If you find having a personal trainer a helpful motivator, then by all means do so.

Alternatively (and less expensive) try and find a friend to join in with you.  Most gyms nowadays have reasonably knowledgeable exercise trainers on-site, so you should be able to get some guidance if you are unsure about the various machines.  But it’s essential you start gently – if you start too hard you will injure yourself.   Watch out for the personal trainer who thinks having sore muscles is the main point of the exercise.  It’s nonsense.

Aim for three gym sessions a week- about an hour or so each time.  And don’t sit around talking between exercises – you are there to work!

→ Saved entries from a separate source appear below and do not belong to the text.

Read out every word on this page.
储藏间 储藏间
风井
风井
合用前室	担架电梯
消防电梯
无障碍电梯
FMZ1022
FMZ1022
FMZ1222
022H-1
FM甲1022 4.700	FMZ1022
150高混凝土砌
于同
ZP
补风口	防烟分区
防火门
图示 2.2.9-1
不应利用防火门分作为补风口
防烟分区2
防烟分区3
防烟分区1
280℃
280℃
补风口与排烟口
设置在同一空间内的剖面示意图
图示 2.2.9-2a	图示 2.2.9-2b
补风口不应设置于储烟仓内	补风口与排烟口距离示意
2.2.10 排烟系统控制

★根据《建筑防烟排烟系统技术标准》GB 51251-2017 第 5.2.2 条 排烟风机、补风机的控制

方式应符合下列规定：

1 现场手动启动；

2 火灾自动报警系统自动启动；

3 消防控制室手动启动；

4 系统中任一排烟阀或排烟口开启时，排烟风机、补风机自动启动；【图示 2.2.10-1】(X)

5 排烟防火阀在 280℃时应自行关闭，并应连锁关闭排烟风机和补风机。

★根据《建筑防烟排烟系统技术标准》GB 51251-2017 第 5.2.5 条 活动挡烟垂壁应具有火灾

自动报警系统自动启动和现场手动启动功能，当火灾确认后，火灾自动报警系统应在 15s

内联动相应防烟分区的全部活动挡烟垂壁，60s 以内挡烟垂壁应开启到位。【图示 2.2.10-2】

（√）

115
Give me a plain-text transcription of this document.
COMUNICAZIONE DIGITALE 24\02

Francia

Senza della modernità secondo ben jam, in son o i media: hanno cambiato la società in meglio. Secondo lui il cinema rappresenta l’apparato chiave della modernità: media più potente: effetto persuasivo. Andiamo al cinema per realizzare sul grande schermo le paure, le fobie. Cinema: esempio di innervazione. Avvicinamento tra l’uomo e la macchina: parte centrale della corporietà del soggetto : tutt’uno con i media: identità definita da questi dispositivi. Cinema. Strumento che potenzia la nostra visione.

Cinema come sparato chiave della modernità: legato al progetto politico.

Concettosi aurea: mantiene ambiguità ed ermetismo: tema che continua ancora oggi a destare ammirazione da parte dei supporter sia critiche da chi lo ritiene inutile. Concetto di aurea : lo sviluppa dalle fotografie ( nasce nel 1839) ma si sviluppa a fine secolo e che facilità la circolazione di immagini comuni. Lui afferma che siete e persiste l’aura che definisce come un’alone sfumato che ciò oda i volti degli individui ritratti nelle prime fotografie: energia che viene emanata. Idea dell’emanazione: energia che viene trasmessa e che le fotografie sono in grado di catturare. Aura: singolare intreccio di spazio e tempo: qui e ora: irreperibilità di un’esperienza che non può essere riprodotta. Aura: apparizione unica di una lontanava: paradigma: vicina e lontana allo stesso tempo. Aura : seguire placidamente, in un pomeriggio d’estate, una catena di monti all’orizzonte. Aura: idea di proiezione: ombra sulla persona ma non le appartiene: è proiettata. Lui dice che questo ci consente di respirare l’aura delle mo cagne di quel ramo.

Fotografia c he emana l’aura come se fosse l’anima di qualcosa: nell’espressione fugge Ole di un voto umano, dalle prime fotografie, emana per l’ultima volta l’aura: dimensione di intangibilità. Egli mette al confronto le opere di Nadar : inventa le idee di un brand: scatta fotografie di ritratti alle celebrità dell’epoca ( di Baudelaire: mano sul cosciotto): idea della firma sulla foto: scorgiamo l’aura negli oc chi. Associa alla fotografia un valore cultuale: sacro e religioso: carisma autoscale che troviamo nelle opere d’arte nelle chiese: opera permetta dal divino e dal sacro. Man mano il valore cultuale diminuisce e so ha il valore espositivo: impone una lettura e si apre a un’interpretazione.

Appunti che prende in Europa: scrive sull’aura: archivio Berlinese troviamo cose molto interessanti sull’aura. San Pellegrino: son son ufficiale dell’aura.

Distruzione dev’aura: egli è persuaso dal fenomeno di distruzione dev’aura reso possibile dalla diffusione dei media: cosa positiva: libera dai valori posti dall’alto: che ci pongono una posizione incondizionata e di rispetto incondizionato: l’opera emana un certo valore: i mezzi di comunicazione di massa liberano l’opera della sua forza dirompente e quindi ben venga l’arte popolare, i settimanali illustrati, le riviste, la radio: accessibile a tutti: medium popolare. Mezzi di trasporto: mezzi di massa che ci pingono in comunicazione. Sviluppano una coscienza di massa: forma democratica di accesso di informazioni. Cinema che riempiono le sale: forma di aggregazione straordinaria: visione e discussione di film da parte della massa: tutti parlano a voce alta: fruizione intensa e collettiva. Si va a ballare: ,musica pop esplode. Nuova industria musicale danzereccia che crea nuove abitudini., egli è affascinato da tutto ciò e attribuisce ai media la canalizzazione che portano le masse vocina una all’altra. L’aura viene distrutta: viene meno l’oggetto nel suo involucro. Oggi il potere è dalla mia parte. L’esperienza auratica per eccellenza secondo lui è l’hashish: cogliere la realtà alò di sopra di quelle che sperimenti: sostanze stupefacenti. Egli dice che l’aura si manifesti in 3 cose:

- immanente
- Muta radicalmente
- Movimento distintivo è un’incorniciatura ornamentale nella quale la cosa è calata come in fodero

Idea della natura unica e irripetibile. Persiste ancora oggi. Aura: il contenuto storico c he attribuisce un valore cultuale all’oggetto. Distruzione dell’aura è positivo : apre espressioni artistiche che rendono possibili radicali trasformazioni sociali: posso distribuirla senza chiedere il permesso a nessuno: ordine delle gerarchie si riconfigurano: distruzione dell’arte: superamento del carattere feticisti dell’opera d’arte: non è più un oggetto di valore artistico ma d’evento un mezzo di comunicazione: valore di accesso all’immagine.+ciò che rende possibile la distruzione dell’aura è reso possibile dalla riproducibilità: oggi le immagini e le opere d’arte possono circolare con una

Finally, recent scientific evidence shows that both cardiovascular exercise and resistance (weight) training make a contribution to weight loss.  So make sure you add in some resistance training to your gym session.  Talk to the personal trainers and have them help you to put together simple programme.  Use light dumbbells or kettle-bells and/or the various machines to work the major muscle groups.  Again start with very light weights and make sure you perform the movement correctly.